Nous ne pouvons effectivement pas nous aligner sur des géants du secteur, en termes de rémunération de base. Mais nous avons des atouts. Notre organisation permet une réelle gestion de carrière. C’est motivant pour le personnel, car ce n’est pas parce qu’on est dans une petite structure qu’il n’y a pas d’évolution possible. Au contraire. Non seulement, nous le pratiquons mais nous essayons de mettre en place ce type d’organisation pour nos clients, sous l’angle de l’optimisation fiscale par exemple.

Et vous n’avez pas de souci particulier à l’embauche?

«Pas vraiment. L’évolution du personnel est lente mais constante et mesurée. Nous avons très peu ressenti les effets de la crise et nous avons un turnover assez bas. Nos salariés connaissent les avantages et inconvénients à venir ou à rester chez nous. Et cela peut s’avérer effectivement valorisant pour tout le monde: on offre un job intéressant, à des personnes qui peuvent se former, se créer une expérience de terrain et évoluer. Ce sont des arguments parlants!
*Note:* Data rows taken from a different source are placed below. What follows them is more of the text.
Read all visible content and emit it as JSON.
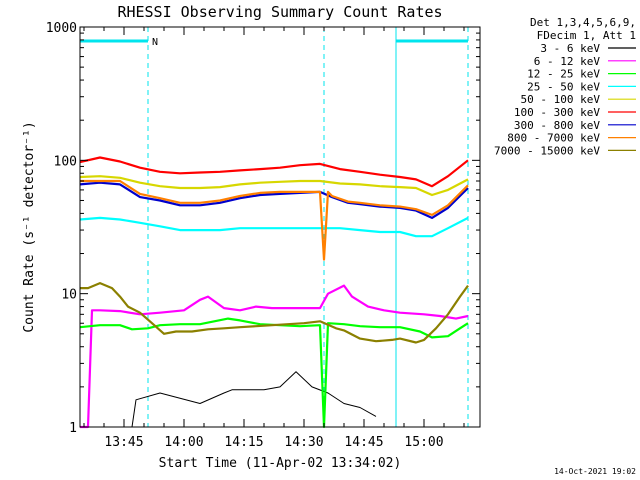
{
  "chart_data": {
    "type": "line",
    "title": "RHESSI Observing Summary Count Rates",
    "xlabel": "Start Time (11-Apr-02 13:34:02)",
    "ylabel": "Count Rate (s⁻¹ detector⁻¹)",
    "y_scale": "log",
    "ylim": [
      1,
      1000
    ],
    "xlim": [
      0,
      100
    ],
    "x_unit": "minutes since 13:34:02",
    "y_ticks": [
      {
        "value": 1,
        "label": "1"
      },
      {
        "value": 10,
        "label": "10"
      },
      {
        "value": 100,
        "label": "100"
      },
      {
        "value": 1000,
        "label": "1000"
      }
    ],
    "x_ticks": [
      {
        "value": 11,
        "label": "13:45"
      },
      {
        "value": 26,
        "label": "14:00"
      },
      {
        "value": 41,
        "label": "14:15"
      },
      {
        "value": 56,
        "label": "14:30"
      },
      {
        "value": 71,
        "label": "14:45"
      },
      {
        "value": 86,
        "label": "15:00"
      }
    ],
    "legend_header": [
      "Det 1,3,4,5,6,9,",
      "FDecim 1, Att 1"
    ],
    "legend_position": "right",
    "footer": "14-Oct-2021 19:02",
    "night_marks": [
      {
        "start": 0,
        "end": 17,
        "label": "N"
      },
      {
        "start": 79,
        "end": 97,
        "label": ""
      }
    ],
    "saa_lines": [
      17,
      61,
      79,
      97
    ],
    "series": [
      {
        "name": "3 - 6 keV",
        "color": "#000000",
        "x": [
          0,
          13,
          14,
          20,
          30,
          36,
          38,
          46,
          50,
          54,
          58,
          62,
          66,
          70,
          74
        ],
        "y": [
          1.0,
          1.0,
          1.6,
          1.8,
          1.5,
          1.8,
          1.9,
          1.9,
          2.0,
          2.6,
          2.0,
          1.8,
          1.5,
          1.4,
          1.2
        ]
      },
      {
        "name": "6 - 12 keV",
        "color": "#ff00ff",
        "x": [
          0,
          2,
          3,
          5,
          10,
          15,
          20,
          26,
          30,
          32,
          36,
          40,
          44,
          48,
          54,
          60,
          62,
          66,
          68,
          72,
          76,
          80,
          86,
          90,
          94,
          97
        ],
        "y": [
          1.0,
          1.0,
          7.5,
          7.5,
          7.4,
          7.0,
          7.2,
          7.5,
          9.0,
          9.5,
          7.8,
          7.5,
          8.0,
          7.8,
          7.8,
          7.8,
          10.0,
          11.5,
          9.5,
          8.0,
          7.5,
          7.2,
          7.0,
          6.8,
          6.5,
          6.8
        ]
      },
      {
        "name": "12 - 25 keV",
        "color": "#00ff00",
        "x": [
          0,
          5,
          10,
          13,
          17,
          20,
          25,
          30,
          37,
          40,
          45,
          50,
          55,
          60,
          61,
          62,
          66,
          70,
          75,
          80,
          85,
          88,
          92,
          95,
          97
        ],
        "y": [
          5.6,
          5.8,
          5.8,
          5.4,
          5.5,
          5.8,
          5.9,
          5.9,
          6.5,
          6.3,
          5.9,
          5.8,
          5.7,
          5.8,
          1.0,
          6.0,
          5.9,
          5.7,
          5.6,
          5.6,
          5.2,
          4.7,
          4.8,
          5.5,
          6.0
        ]
      },
      {
        "name": "25 - 50 keV",
        "color": "#00ffff",
        "x": [
          0,
          5,
          10,
          15,
          20,
          25,
          30,
          35,
          40,
          45,
          50,
          55,
          60,
          65,
          70,
          75,
          80,
          84,
          88,
          92,
          97
        ],
        "y": [
          36,
          37,
          36,
          34,
          32,
          30,
          30,
          30,
          31,
          31,
          31,
          31,
          31,
          31,
          30,
          29,
          29,
          27,
          27,
          31,
          37
        ]
      },
      {
        "name": "50 - 100 keV",
        "color": "#d7d700",
        "x": [
          0,
          5,
          10,
          15,
          20,
          25,
          30,
          35,
          40,
          45,
          50,
          55,
          60,
          65,
          70,
          75,
          80,
          84,
          88,
          92,
          97
        ],
        "y": [
          75,
          76,
          74,
          68,
          64,
          62,
          62,
          63,
          66,
          68,
          69,
          70,
          70,
          67,
          66,
          64,
          63,
          62,
          55,
          60,
          72
        ]
      },
      {
        "name": "100 - 300 keV",
        "color": "#ff0000",
        "x": [
          0,
          5,
          10,
          15,
          20,
          25,
          30,
          35,
          40,
          45,
          50,
          55,
          60,
          65,
          70,
          75,
          80,
          84,
          88,
          92,
          97
        ],
        "y": [
          97,
          105,
          98,
          88,
          82,
          80,
          81,
          82,
          84,
          86,
          88,
          92,
          94,
          86,
          82,
          78,
          75,
          72,
          64,
          76,
          100
        ]
      },
      {
        "name": "300 - 800 keV",
        "color": "#0000cc",
        "x": [
          0,
          5,
          10,
          15,
          20,
          25,
          30,
          35,
          40,
          45,
          50,
          55,
          60,
          63,
          67,
          70,
          75,
          80,
          84,
          88,
          92,
          97
        ],
        "y": [
          66,
          68,
          66,
          53,
          50,
          46,
          46,
          48,
          52,
          55,
          56,
          57,
          58,
          53,
          48,
          47,
          45,
          44,
          42,
          37,
          44,
          62
        ]
      },
      {
        "name": "800 - 7000 keV",
        "color": "#ff8000",
        "x": [
          0,
          5,
          10,
          15,
          20,
          25,
          30,
          35,
          40,
          45,
          50,
          55,
          60,
          61,
          62,
          63,
          67,
          70,
          75,
          80,
          84,
          88,
          92,
          97
        ],
        "y": [
          70,
          70,
          70,
          56,
          52,
          48,
          48,
          50,
          54,
          57,
          58,
          58,
          58,
          18,
          58,
          54,
          49,
          48,
          46,
          45,
          43,
          39,
          46,
          65
        ]
      },
      {
        "name": "7000 - 15000 keV",
        "color": "#8b8000",
        "x": [
          0,
          2,
          5,
          8,
          10,
          12,
          15,
          18,
          21,
          24,
          28,
          32,
          36,
          40,
          44,
          48,
          52,
          56,
          60,
          64,
          66,
          70,
          74,
          78,
          80,
          84,
          86,
          89,
          92,
          95,
          97
        ],
        "y": [
          11,
          11,
          12,
          11,
          9.5,
          8.0,
          7.2,
          6.0,
          5.0,
          5.2,
          5.2,
          5.4,
          5.5,
          5.6,
          5.7,
          5.8,
          5.9,
          6.0,
          6.2,
          5.5,
          5.3,
          4.6,
          4.4,
          4.5,
          4.6,
          4.3,
          4.5,
          5.5,
          7.0,
          9.5,
          11.5
        ]
      }
    ]
  }
}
En outre, notre principal canal de recrutement, c’est la prise en charge de stagiaires. Nous en recevons généralement trois par an, soit près de 10% de notre effectif. Et ce stage débouche régulièrement sur la conclusion d’un contrat à durée indéterminée. C’est une spécificité de VO Consulting et c’est une politique assumée. Nous préférons mettre aux juniors le pied à l’étrier, plutôt que d’observer la courbe rentrante de gens ayant une expérience qui ne nous ressemble pas.

Il est clair que nous avons encore, parfois, des difficultés sur certains profils ciblés, des comptables fiscalistes avec une expérience probante sur l’activité belge et luxembourgeoise par exemple. Je le répète: on ne peut pas rivaliser avec les gros sur le plan salarial, mais on offre un tout autre cadre de vie professionnel et nous avons d’autres besoins. Nous recevons des candidatures spontanées et, franchement, parmi les candidats ayant une expérience, on s’aperçoit que certains, convaincus de valoir très cher sur le marché, ne correspondent pas à nos critères: ils sont trop restrictifs dans leur approche métier, trop cantonnés, pas assez polyvalents pour être compétents.
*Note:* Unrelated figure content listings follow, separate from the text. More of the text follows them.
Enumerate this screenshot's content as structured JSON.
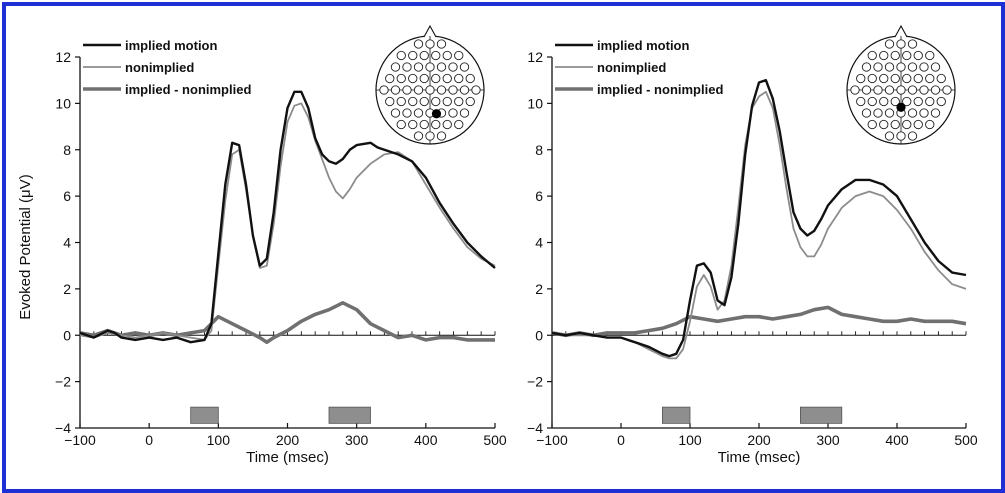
{
  "frame_color": "#1f2fd6",
  "ylabel": "Evoked Potential (μV)",
  "chart_data": [
    {
      "type": "line",
      "xlabel": "Time (msec)",
      "xlim": [
        -100,
        500
      ],
      "ylim": [
        -4,
        12
      ],
      "xticks": [
        -100,
        0,
        100,
        200,
        300,
        400,
        500
      ],
      "yticks": [
        -4,
        -2,
        0,
        2,
        4,
        6,
        8,
        10,
        12
      ],
      "xtick_labels": [
        "−100",
        "0",
        "100",
        "200",
        "300",
        "400",
        "500"
      ],
      "ytick_labels": [
        "−4",
        "−2",
        "0",
        "2",
        "4",
        "6",
        "8",
        "10",
        "12"
      ],
      "series": [
        {
          "name": "implied motion",
          "color": "#111111",
          "width": 2.4,
          "x": [
            -100,
            -80,
            -60,
            -50,
            -40,
            -20,
            0,
            20,
            40,
            60,
            80,
            90,
            100,
            110,
            120,
            130,
            140,
            150,
            160,
            170,
            180,
            190,
            200,
            210,
            220,
            230,
            240,
            250,
            260,
            270,
            280,
            290,
            300,
            320,
            330,
            340,
            360,
            380,
            400,
            420,
            440,
            460,
            480,
            500
          ],
          "y": [
            0.1,
            -0.1,
            0.2,
            0.1,
            -0.1,
            -0.2,
            -0.1,
            -0.2,
            -0.1,
            -0.3,
            -0.2,
            0.5,
            3.5,
            6.5,
            8.3,
            8.2,
            6.5,
            4.3,
            3.0,
            3.3,
            5.3,
            8.0,
            9.8,
            10.5,
            10.5,
            9.8,
            8.5,
            7.8,
            7.5,
            7.4,
            7.6,
            8.0,
            8.2,
            8.3,
            8.1,
            8.0,
            7.8,
            7.5,
            6.8,
            5.7,
            4.8,
            4.0,
            3.4,
            2.9
          ]
        },
        {
          "name": "nonimplied",
          "color": "#8c8c8c",
          "width": 1.8,
          "x": [
            -100,
            -80,
            -60,
            -40,
            -20,
            0,
            20,
            40,
            60,
            80,
            90,
            100,
            110,
            120,
            130,
            140,
            150,
            160,
            170,
            180,
            190,
            200,
            210,
            220,
            230,
            240,
            250,
            260,
            270,
            280,
            290,
            300,
            320,
            340,
            360,
            380,
            400,
            420,
            440,
            460,
            480,
            500
          ],
          "y": [
            0.0,
            -0.1,
            0.1,
            0.0,
            -0.1,
            0.0,
            0.1,
            0.0,
            -0.1,
            -0.2,
            0.2,
            3.0,
            5.8,
            7.8,
            8.0,
            6.3,
            4.3,
            2.9,
            3.0,
            4.8,
            7.3,
            9.2,
            9.9,
            10.0,
            9.4,
            8.4,
            7.6,
            6.8,
            6.2,
            5.9,
            6.3,
            6.8,
            7.4,
            7.8,
            7.9,
            7.5,
            6.5,
            5.5,
            4.6,
            3.8,
            3.3,
            3.0
          ]
        },
        {
          "name": "implied - nonimplied",
          "color": "#707070",
          "width": 3.6,
          "x": [
            -100,
            -80,
            -60,
            -40,
            -20,
            0,
            20,
            40,
            60,
            80,
            100,
            120,
            140,
            160,
            170,
            180,
            200,
            220,
            240,
            260,
            280,
            300,
            320,
            340,
            360,
            380,
            400,
            420,
            440,
            460,
            480,
            500
          ],
          "y": [
            0.1,
            0.0,
            0.2,
            0.0,
            0.1,
            0.0,
            0.1,
            0.0,
            0.1,
            0.2,
            0.8,
            0.5,
            0.2,
            -0.1,
            -0.3,
            -0.1,
            0.2,
            0.6,
            0.9,
            1.1,
            1.4,
            1.1,
            0.5,
            0.2,
            -0.1,
            0.0,
            -0.2,
            -0.1,
            -0.1,
            -0.2,
            -0.2,
            -0.2
          ]
        }
      ],
      "shaded_windows": [
        [
          60,
          100
        ],
        [
          260,
          320
        ]
      ],
      "electrode": {
        "row": 0.72,
        "col": 0.56
      }
    },
    {
      "type": "line",
      "xlabel": "Time (msec)",
      "xlim": [
        -100,
        500
      ],
      "ylim": [
        -4,
        12
      ],
      "xticks": [
        -100,
        0,
        100,
        200,
        300,
        400,
        500
      ],
      "yticks": [
        -4,
        -2,
        0,
        2,
        4,
        6,
        8,
        10,
        12
      ],
      "xtick_labels": [
        "−100",
        "0",
        "100",
        "200",
        "300",
        "400",
        "500"
      ],
      "ytick_labels": [
        "−4",
        "−2",
        "0",
        "2",
        "4",
        "6",
        "8",
        "10",
        "12"
      ],
      "series": [
        {
          "name": "implied motion",
          "color": "#111111",
          "width": 2.4,
          "x": [
            -100,
            -80,
            -60,
            -40,
            -20,
            0,
            20,
            40,
            60,
            70,
            80,
            90,
            100,
            110,
            120,
            130,
            140,
            150,
            160,
            170,
            180,
            190,
            200,
            210,
            220,
            230,
            240,
            250,
            260,
            270,
            280,
            290,
            300,
            320,
            340,
            360,
            380,
            400,
            420,
            440,
            460,
            480,
            500
          ],
          "y": [
            0.1,
            0.0,
            0.1,
            0.0,
            -0.1,
            -0.1,
            -0.3,
            -0.5,
            -0.8,
            -0.9,
            -0.8,
            -0.2,
            1.5,
            3.0,
            3.1,
            2.7,
            1.5,
            1.3,
            2.5,
            4.8,
            7.8,
            9.9,
            10.9,
            11.0,
            10.2,
            8.8,
            7.0,
            5.3,
            4.6,
            4.3,
            4.5,
            5.0,
            5.6,
            6.3,
            6.7,
            6.7,
            6.5,
            6.0,
            5.0,
            4.0,
            3.2,
            2.7,
            2.6
          ]
        },
        {
          "name": "nonimplied",
          "color": "#8c8c8c",
          "width": 1.8,
          "x": [
            -100,
            -80,
            -60,
            -40,
            -20,
            0,
            20,
            40,
            60,
            70,
            80,
            90,
            100,
            110,
            120,
            130,
            140,
            150,
            160,
            170,
            180,
            190,
            200,
            210,
            220,
            230,
            240,
            250,
            260,
            270,
            280,
            290,
            300,
            320,
            340,
            360,
            380,
            400,
            420,
            440,
            460,
            480,
            500
          ],
          "y": [
            0.1,
            0.0,
            0.0,
            0.0,
            -0.1,
            -0.1,
            -0.3,
            -0.6,
            -0.9,
            -1.0,
            -1.0,
            -0.6,
            0.6,
            2.1,
            2.6,
            2.1,
            1.1,
            1.5,
            3.0,
            5.5,
            8.2,
            9.8,
            10.3,
            10.5,
            9.8,
            8.2,
            6.3,
            4.6,
            3.8,
            3.4,
            3.4,
            3.9,
            4.6,
            5.5,
            6.0,
            6.2,
            6.0,
            5.4,
            4.6,
            3.6,
            2.8,
            2.2,
            2.0
          ]
        },
        {
          "name": "implied - nonimplied",
          "color": "#707070",
          "width": 3.6,
          "x": [
            -100,
            -80,
            -60,
            -40,
            -20,
            0,
            20,
            40,
            60,
            80,
            100,
            120,
            140,
            160,
            180,
            200,
            220,
            240,
            260,
            280,
            300,
            320,
            340,
            360,
            380,
            400,
            420,
            440,
            460,
            480,
            500
          ],
          "y": [
            0.1,
            0.0,
            0.1,
            0.0,
            0.1,
            0.1,
            0.1,
            0.2,
            0.3,
            0.5,
            0.8,
            0.7,
            0.6,
            0.7,
            0.8,
            0.8,
            0.7,
            0.8,
            0.9,
            1.1,
            1.2,
            0.9,
            0.8,
            0.7,
            0.6,
            0.6,
            0.7,
            0.6,
            0.6,
            0.6,
            0.5
          ]
        }
      ],
      "shaded_windows": [
        [
          60,
          100
        ],
        [
          260,
          320
        ]
      ],
      "electrode": {
        "row": 0.66,
        "col": 0.5
      }
    }
  ]
}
Comment va évoluer votre structure? Et quels sont les chantiers en cours au niveau RH?

«Nous voulons renforcer l’idée du One Stop Shop, du tout à un seul endroit, avec le développement du service RH et de services liés à l’administratif. En interne, il va falloir gérer un nouveau déménagement. L’an prochain, on doit intégrer un nouveau bâtiment, en construction juste à côté. Ce sera un exercice de cohésion. Mais nous offrirons surtout de meilleures conditions de travail encore.

Sinon, pour la GRH, tout projet de l’entreprise a un impact potentiel, sur l’évolution de carrières, l’organisation interne, le recrutement… Il y a ainsi la mise en place d’une plate-forme Internet pour une interaction entre notre service social et le client. VO Consulting va aussi aller plus loin dans les compétences de gestion des propriétés intellectuelles. Et, puisque nous formons et encourageons à la formation, nous voulons devenir un organisme reconnu à tout niveau en la matière.»

 

CV - Des jalons très différents

Séverine Petit n’a que 30 ans, mais elle affiche une expérience significative, un parcours aux deux jalons bien différents. Pour son premier travail, elle a débarqué dans une entreprise métallur­gique d’environ 150 personnes, dans le sud du Luxembourg belge. Elle y a été gestionnaire puis directrice des ressources humaines et membre du comité de direction. «C’était très enrichissant comme expérience. J’ai côtoyé, dans les bureaux et dans l’usine, un large éventail de personnes. J’ai connu des conflits sociaux, j’ai participé aux décisions au plus près de la source, de l’implantation sociale et du siège.»
Après quatre ans et demi, la jeune Belge a souhaité changer d’orientation. «Une structure de PME me convient bien. On y est plus proche du terrain, en permanence. Il y avait ici un challenge, un service à mettre en place, un projet à développer à ma façon.» Chez VO Consulting depuis avril 2008, elle a en charge toute la gestion interne des RH. «La valeur de l’humain reste au cœur de tout, même si le reporting et les chiffres sont des éléments importants», glisse Séverine Petit, qui a un graduat en gestion des ressources humaines (haute école de Namur) et une licence en sciences du travail, obtenue à Louvain-la-Neuve.